Adequate effective reservoir characterization is important for effective development of oil and gas reservoirs. Further, the knowledge of formation properties such as permeability, porosity, water saturation etc. may be important for effective well completion design. This may be particularly true for Inflow Control Device (ICD) completion design, intelligent completion design, and horizontal and multilateral well designs. Also, effective reservoir management in an attempt to optimize the production and oil recovery often depends upon good dynamic reservoir characterization. Among all formation properties, permeability (or fluid conductivity) is often the most difficult to determine or predict, and has been a long-standing challenge specifically in the heterogeneous reservoirs having faults, fractures, Vugs or high conductive flow channels.
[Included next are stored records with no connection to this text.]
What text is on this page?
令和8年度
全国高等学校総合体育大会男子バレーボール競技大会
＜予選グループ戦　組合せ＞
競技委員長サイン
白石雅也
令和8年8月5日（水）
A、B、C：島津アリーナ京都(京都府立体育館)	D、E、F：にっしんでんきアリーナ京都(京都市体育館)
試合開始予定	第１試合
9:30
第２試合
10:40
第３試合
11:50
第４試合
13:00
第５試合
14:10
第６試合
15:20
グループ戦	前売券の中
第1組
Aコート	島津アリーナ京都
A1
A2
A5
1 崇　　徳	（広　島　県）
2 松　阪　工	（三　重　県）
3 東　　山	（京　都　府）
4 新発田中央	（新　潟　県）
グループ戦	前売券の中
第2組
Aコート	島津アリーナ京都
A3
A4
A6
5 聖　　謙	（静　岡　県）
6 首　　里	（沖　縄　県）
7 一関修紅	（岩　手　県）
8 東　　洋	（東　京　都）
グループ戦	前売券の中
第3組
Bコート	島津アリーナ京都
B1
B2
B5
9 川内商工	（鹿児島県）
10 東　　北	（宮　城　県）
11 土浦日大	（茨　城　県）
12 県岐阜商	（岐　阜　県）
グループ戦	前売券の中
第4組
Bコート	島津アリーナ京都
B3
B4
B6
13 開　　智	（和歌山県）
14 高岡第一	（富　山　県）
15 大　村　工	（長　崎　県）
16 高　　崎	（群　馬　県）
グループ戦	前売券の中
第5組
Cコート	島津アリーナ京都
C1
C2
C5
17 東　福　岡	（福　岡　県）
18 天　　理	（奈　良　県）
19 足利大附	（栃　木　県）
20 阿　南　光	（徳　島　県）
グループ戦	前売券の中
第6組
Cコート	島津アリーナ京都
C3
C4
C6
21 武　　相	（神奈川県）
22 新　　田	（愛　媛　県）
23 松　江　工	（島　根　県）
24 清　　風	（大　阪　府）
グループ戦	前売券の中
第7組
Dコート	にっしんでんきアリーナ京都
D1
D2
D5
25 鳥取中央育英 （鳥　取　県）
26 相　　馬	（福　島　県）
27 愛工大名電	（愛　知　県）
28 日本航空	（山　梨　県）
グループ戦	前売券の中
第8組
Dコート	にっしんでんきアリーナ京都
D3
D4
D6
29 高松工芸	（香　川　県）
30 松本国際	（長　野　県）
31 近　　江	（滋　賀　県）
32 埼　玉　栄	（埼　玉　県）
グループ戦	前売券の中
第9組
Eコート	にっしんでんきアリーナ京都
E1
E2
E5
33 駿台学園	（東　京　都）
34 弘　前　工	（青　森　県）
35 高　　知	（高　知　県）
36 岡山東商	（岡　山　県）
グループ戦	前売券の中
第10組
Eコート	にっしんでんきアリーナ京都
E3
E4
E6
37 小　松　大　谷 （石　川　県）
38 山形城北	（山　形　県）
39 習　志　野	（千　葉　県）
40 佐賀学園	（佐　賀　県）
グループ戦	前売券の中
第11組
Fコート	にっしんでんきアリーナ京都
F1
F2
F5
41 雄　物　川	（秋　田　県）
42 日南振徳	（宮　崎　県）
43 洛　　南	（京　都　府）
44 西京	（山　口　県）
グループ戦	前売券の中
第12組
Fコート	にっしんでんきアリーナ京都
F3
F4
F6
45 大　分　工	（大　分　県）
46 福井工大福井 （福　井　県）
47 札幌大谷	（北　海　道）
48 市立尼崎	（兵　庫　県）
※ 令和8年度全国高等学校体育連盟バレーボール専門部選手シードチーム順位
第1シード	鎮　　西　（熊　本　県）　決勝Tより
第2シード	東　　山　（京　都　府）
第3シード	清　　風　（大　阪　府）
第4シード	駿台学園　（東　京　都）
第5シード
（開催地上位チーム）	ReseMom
The general perception is the rock with greater porosity usually correlates with greater permeability, which does not hold true in many cases. For example, a formation with small pore throat size may have highly interconnected pores, but these pores and pore channels are too small and the paths available are too restrictive for fluid movement, which substantially reduces the permeability.
Formation permeability can be directly determined using core plugs in the laboratory, by using a formation fluid tester in a wellbore, or determined with well tests by use of pressure-transient analysis. However, the measured permeability directly from these methods provides permeability at discrete points and has limitations in estimating the permeability continuously across the none-cored wells, particularly in the horizontal wellbore. Also, the amount of core available for direct permeability measurement is typically limited (due to the cost and logistics associated with core sampling), and permeability estimates usually are made by correlations, by use of wireline-log responses. Further, the permeability measured from these sources might have some uncertainty in estimating the permeability at actual reservoir conditions.
Many investigators have attempted to grasp the complexity of permeability function into a model with general applicability. Most of the models developed are empirical models based on the correlation between formation permeability, formation porosity and irreducible water saturation. These empirical models typically involve measuring porosity and irreducible water saturation of the core and developing mathematical models relating porosity and irreducible water saturation to permeability. In order to use this approach, it is desirable to obtain effective porosity, which is the portion of the porosity that is not isolated and is connected to the pore network and therefore can contribute to fluid flow, and irreducible water saturation. These parameters are not available directly from well logs. Instead, they are estimated from other well log data. However, porosity derived from well log data is not necessarily effective porosity, and methods for deriving irreducible water saturation often rely on effective porosity. Furthermore, empirical models developed for certain formations often perform poorly when used in other fields or formations.